There's a worrying trend to argue that people should not be allowed to say things that liberals disagree with. That one should not be allowed to say things that people might take offence at. Recently the British parliament actually spent time debating whether or not Donald Trump, a major investor in the UK economy, should be allowed to visit the UK. The reason was that he'd just said that his policy would be to stop Muslims entering the USA until there was some way to be sure they were not terrorists. This was shortly after the Paris bombing, where one of the bombers had entered France as a refugee. Many people argued that Trump should not be allowed here any more. The fact that this was a debate suggests that we have lost sight of what freedom of speech means. Trump can say what he likes. Our fear can only be that people will take him seriously. Why would we fear that? Of course the Trump the irony is that apart from one egregious example (9/11) most of the murderous attacks on American soil, the mass-shootings, are by non-Muslims and Americans of European rather than Middle-Eastern origin. Their problem is not so much religiously inspired terrorism as it is gun crime.


Setting Ourselves Apart.

If we religieux wish to set ourselves apart then we need to be realistic about the possible consequences of this. Out-group members may well receive harsh treatment, especially at times when there is economic or political upheaval. Arguing that this is not fair is childish. The world is not fair. People are what they are. Liberalism has certainly made some progress in the West, but our society is far from perfect, and many places are profoundly anti-liberal. We do not live in a utopia and probably never will. (I've written about this before: Living in a Non-Utopian Universe, 12 Sep 2014)

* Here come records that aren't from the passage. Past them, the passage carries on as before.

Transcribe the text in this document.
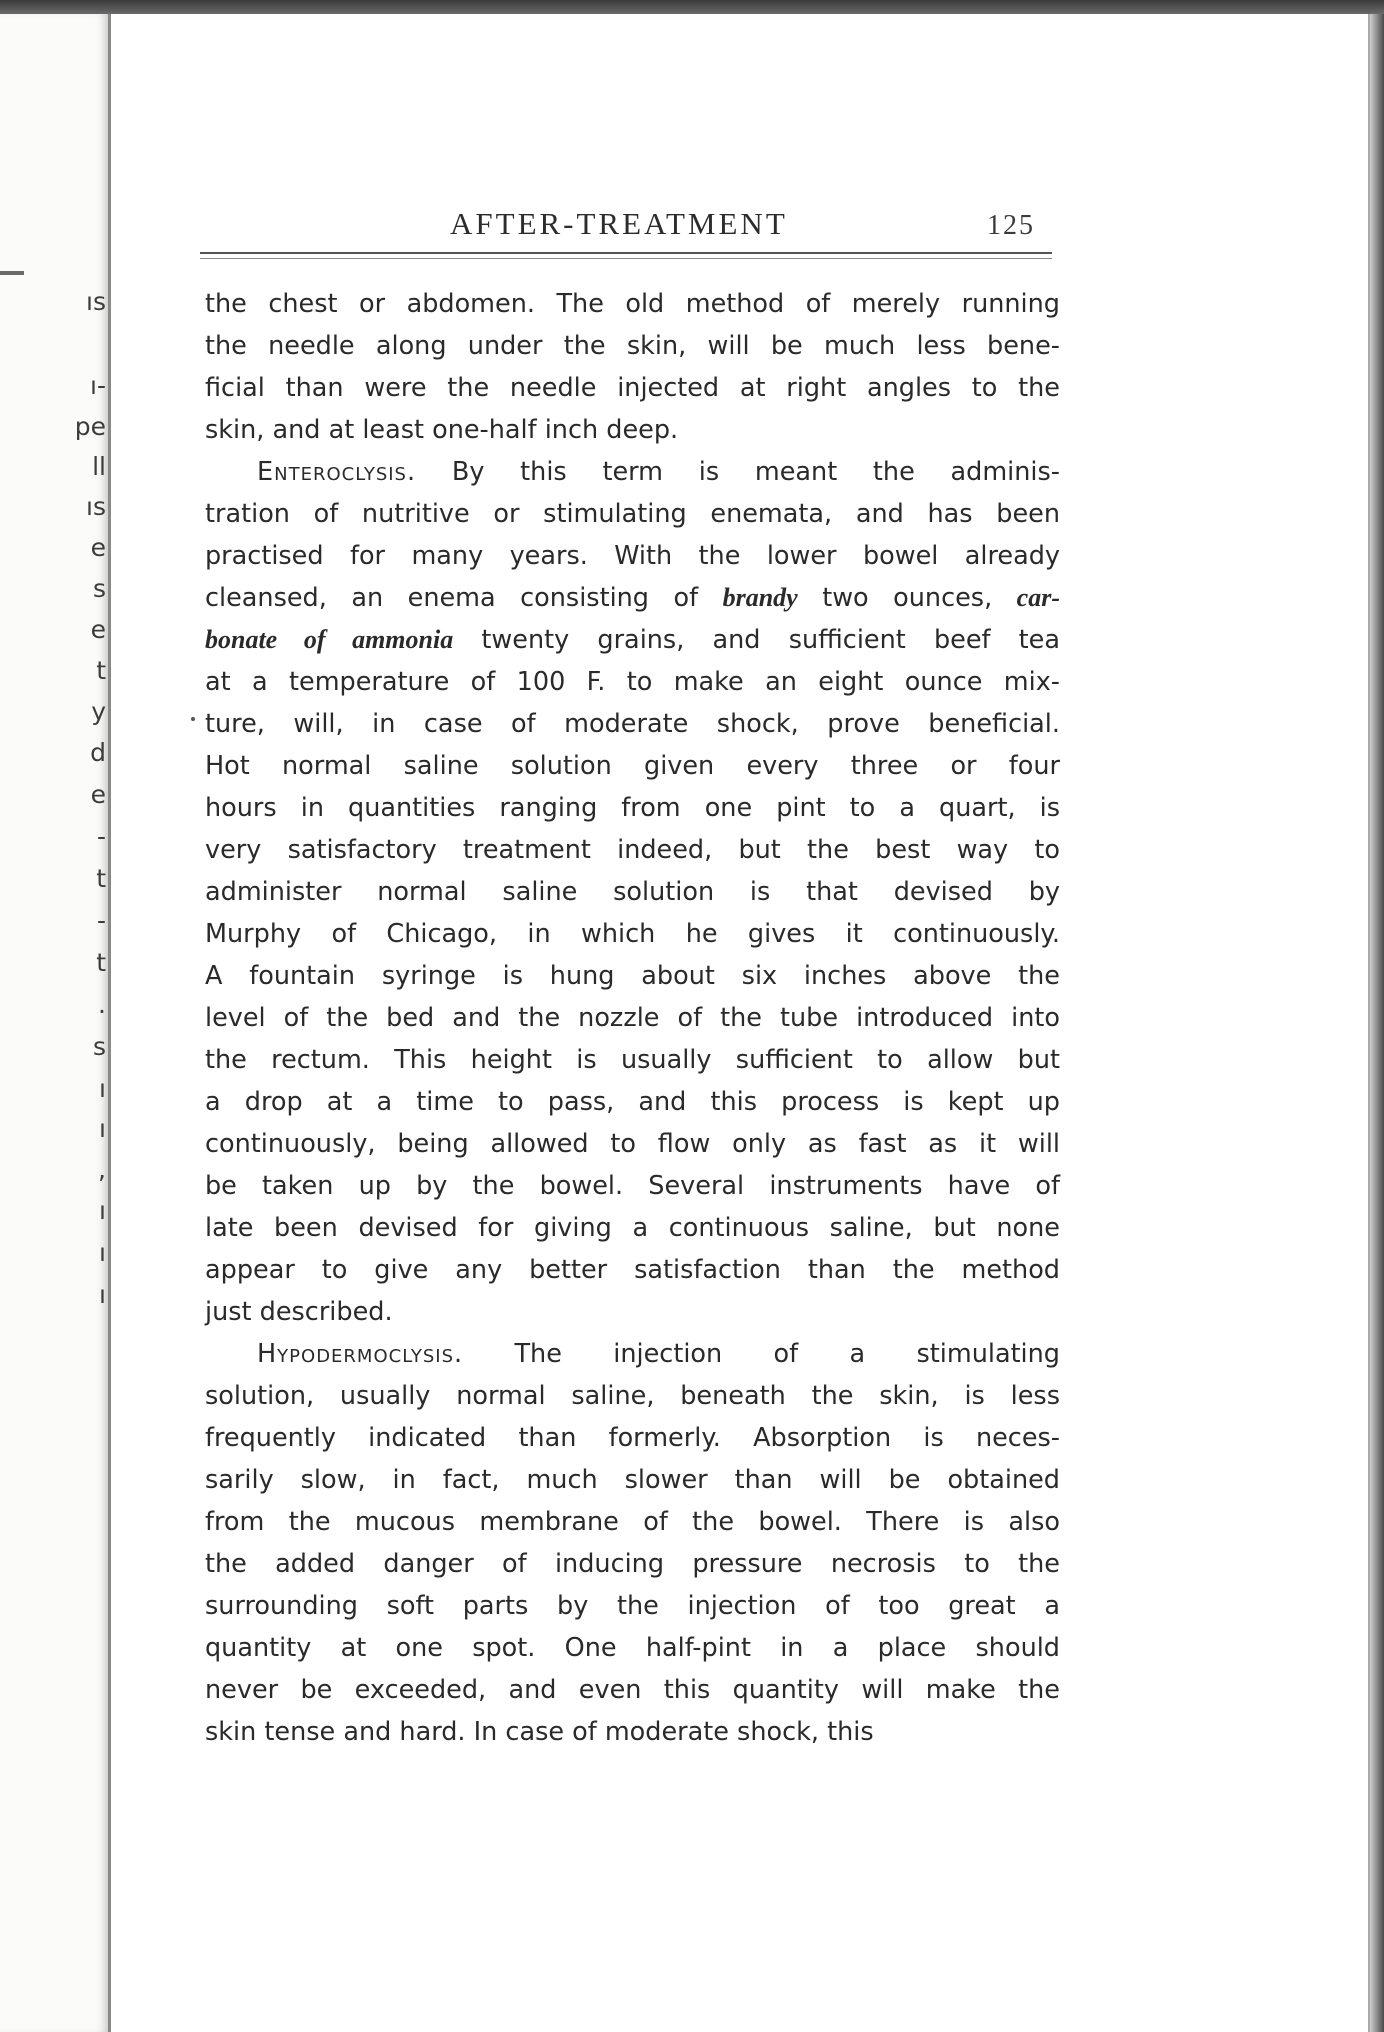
ıs
ı-
pe
ll
ıs
e
s
e
t
y
d
e
-
t
-
t
.
s
ı
ı
,
ı
ı
ı
AFTER-TREATMENT	125
the chest or abdomen. The old method of merely running
the needle along under the skin, will be much less bene-
ficial than were the needle injected at right angles to the
skin, and at least one-half inch deep.
Enteroclysis. By this term is meant the adminis-
tration of nutritive or stimulating enemata, and has been
practised for many years. With the lower bowel already
cleansed, an enema consisting of brandy two ounces, car-
bonate of ammonia twenty grains, and sufficient beef tea
at a temperature of 100 F. to make an eight ounce mix-
ture, will, in case of moderate shock, prove beneficial.
Hot normal saline solution given every three or four
hours in quantities ranging from one pint to a quart, is
very satisfactory treatment indeed, but the best way to
administer normal saline solution is that devised by
Murphy of Chicago, in which he gives it continuously.
A fountain syringe is hung about six inches above the
level of the bed and the nozzle of the tube introduced into
the rectum. This height is usually sufficient to allow but
a drop at a time to pass, and this process is kept up
continuously, being allowed to flow only as fast as it will
be taken up by the bowel. Several instruments have of
late been devised for giving a continuous saline, but none
appear to give any better satisfaction than the method
just described.
Hypodermoclysis. The injection of a stimulating
solution, usually normal saline, beneath the skin, is less
frequently indicated than formerly. Absorption is neces-
sarily slow, in fact, much slower than will be obtained
from the mucous membrane of the bowel. There is also
the added danger of inducing pressure necrosis to the
surrounding soft parts by the injection of too great a
quantity at one spot. One half-pint in a place should
never be exceeded, and even this quantity will make the
skin tense and hard. In case of moderate shock, this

On the other hand I don't think it's true to say that religious people have more in common with each other than with non-religious people. The shared values that we have tend not to come from religious profession, but from the wider society. Religion is paradoxical in this sense. Since any one religion is always a minority these days, identifying with it to the point that one feels one must make a public statement of identification makes for a stronger sense of belonging to the religious community, but of being more set apart from society generally. If one also characterises society as generally evil or misguided, then the "us & them" effect is even stronger. Do we ever think about what we are sacrificing in order to experience a strong sense of belonging to our religious group?

Setting ourselves apart amidst a larger community is a two edged sword. A common enemy does bring people together, but we run the risk of becoming that common enemy and uniting people against us. This ought not to surprise us. At the level of our adaptation to pre-civilisation lifestyles, this makes perfect sense. It's part of our of survival strategy. As admirable as liberal values of tolerance inclusivity, and egalitarianism are, by setting ourselves apart we run the risk of testing how deep those liberal values go. And all too often they don't go very deep. So it might be worth religious people asking themselves, is it worth it. Can we get that feeling of belonging without all the public displays of affiliation and overt tribalism? Or is the acknowledgement of strangers really that important to us? 

One thing we need to think about is why some people are happy to define their in-group as "humanity" and why for some it is so much narrower. Why for some people seeing a man in a turban is a delightfully exotic sight, and for another it is a trigger for violence. And we really urgently need to drop any moral rhetoric along the lines of "because they are stupid". Sometimes people are stupid. But pointing this out never really helps. We need to try to get beyond our own simplistic, moralistic judgements and really connect with the values of others. That we might not share those values makes this difficult, because all of us find it difficult to embrace someone who's values are different from ours. But until we understand those values we will not make a connection of the kind that can bring change.